La Historia es nuestra memoria colectiva. Olvidarla en todo o en parte o suprimir o deformar su enseñanza arrastra como consecuencia la pérdida de nuestra identidad, al no saber quienes somos y quedar a merced de quien quiera manipularnos, pues nos privan de nuestra memoria colectiva, que eso es la experiencia histórica.
Por ello Cicerón consideraba la Historia “magistra vitae”, por ser la experiencia colectiva la base del conocimiento humano. Estas ideas condujeron en tiempos de la Ilustración a que se creara esta Real Academia de la Historia, cuya Cédula fundacional recoge su función de “aclarar la importante verdad de los sucesos, desterrando las fábulas introducidas por la ignorancia, ó por la malicia, y conduciendo al conocimiento de muchas cosas que oscureció la antigüedad o tiene sepultado el descuido”. Una función hoy plenamente vigente y tan necesaria como entonces.

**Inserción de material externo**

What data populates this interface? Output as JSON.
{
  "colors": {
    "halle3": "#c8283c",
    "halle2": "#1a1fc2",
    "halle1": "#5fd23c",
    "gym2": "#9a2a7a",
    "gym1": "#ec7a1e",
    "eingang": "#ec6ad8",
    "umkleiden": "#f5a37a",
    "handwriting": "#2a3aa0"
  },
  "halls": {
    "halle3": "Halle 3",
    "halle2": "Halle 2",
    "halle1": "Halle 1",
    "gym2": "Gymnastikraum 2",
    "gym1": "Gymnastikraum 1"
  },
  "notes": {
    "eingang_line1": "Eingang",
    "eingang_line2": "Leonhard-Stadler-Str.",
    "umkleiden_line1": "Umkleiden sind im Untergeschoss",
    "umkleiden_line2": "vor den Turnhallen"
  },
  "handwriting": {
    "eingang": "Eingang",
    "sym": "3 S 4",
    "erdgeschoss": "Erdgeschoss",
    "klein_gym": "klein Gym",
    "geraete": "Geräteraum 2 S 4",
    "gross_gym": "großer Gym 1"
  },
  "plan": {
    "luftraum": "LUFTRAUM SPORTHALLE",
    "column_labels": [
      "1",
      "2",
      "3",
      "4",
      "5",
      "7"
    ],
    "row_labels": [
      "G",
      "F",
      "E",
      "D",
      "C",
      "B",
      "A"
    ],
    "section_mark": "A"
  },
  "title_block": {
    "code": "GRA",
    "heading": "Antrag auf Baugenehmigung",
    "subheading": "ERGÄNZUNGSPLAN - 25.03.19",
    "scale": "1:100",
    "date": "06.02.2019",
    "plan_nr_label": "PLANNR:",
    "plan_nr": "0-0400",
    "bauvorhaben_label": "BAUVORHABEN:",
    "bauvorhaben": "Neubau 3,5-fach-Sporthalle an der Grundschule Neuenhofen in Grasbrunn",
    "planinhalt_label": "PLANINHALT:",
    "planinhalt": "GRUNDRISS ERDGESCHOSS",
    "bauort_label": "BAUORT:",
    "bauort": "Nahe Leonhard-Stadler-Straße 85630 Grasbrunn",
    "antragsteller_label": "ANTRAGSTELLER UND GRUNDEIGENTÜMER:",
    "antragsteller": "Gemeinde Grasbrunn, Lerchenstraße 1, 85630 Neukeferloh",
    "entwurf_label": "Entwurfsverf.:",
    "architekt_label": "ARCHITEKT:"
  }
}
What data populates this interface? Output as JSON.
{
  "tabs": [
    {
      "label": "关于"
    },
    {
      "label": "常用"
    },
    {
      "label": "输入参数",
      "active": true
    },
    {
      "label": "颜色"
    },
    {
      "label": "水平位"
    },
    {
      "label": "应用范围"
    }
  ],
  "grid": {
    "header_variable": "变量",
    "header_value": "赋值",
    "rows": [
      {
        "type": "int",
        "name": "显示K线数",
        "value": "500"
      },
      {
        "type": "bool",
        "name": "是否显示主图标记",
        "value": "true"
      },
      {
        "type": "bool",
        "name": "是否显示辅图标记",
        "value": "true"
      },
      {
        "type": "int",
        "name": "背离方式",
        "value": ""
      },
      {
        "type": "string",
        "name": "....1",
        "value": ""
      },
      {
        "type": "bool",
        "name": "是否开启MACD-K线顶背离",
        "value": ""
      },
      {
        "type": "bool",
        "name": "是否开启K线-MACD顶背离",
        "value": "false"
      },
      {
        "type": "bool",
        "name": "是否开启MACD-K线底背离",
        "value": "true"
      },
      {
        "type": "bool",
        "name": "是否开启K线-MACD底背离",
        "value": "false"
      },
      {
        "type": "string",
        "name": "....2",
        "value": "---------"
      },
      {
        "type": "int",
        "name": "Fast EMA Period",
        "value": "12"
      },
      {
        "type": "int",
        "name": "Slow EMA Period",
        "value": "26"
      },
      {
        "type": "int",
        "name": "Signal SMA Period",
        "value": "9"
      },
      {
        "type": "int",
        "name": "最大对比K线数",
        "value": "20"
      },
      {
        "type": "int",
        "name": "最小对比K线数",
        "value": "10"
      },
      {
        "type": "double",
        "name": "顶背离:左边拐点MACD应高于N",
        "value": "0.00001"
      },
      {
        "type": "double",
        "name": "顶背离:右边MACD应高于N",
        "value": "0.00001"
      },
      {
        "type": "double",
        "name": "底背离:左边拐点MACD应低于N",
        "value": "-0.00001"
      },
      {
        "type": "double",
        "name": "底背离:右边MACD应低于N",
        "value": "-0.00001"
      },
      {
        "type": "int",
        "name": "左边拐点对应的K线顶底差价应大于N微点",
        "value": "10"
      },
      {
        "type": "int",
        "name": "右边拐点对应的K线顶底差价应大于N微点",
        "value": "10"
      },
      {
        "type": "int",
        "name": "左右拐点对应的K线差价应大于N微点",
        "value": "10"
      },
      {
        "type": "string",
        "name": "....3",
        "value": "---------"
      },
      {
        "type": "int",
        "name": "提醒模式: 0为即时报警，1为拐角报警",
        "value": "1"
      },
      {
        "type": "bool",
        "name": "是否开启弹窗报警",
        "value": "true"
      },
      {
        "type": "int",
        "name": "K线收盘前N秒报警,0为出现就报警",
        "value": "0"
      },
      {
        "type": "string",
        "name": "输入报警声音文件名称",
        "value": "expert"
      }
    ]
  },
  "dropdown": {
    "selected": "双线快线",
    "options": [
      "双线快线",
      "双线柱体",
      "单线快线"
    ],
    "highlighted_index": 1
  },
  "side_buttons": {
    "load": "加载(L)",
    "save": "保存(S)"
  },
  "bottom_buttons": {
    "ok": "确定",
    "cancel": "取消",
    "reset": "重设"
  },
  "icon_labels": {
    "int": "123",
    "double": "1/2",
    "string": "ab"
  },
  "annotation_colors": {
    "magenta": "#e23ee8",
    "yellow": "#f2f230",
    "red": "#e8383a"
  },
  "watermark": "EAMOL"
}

Todos sabemos que en nuestra niñez y juventud están las claves de nuestra personalidad, que hay que valorar al tomar decisiones importantes. Del mismo modo, nuestra madura sociedad occidental es resultado de un proceso milenario de avance hacia estructuras cada vez más complejas, proceso que ha conformado nuestra forma de ser, que aflora en ocasiones, aunque no seamos conscientes.
Desde la Prehistoria se explican muchas peculiaridades colectivas, como la forma de ser de los gallegos, que con tanto humor ilustró en el «El bosque animado» Wenceslao Fernández Flórez, o la religiosidad y sensibilidad andaluzas, con sus fiestas y romerías, o el tesón y vitalidad de los aragoneses, por no hablar de los vascos, etc. Estas visiones populares responden a observaciones de formas de ser que arrancan de nuestro pasado ancestral.
Sin las raíces prerromanas, aunque no seamos conscientes de ellas, no es posible explicar cómo somos las gentes tan diversas que habitamos España. Como tampoco se comprende cómo, bajo esa enriquecedora diversidad, subyace una evidente unidad, que resulta aún más patente al salir de España. La misma impresión ofrecen las variadas culturas prehistóricas de la Península Ibérica, muy diversas entre sí, pero cuya evidente personalidad común resulta patente si se comparan con las del resto de Europa.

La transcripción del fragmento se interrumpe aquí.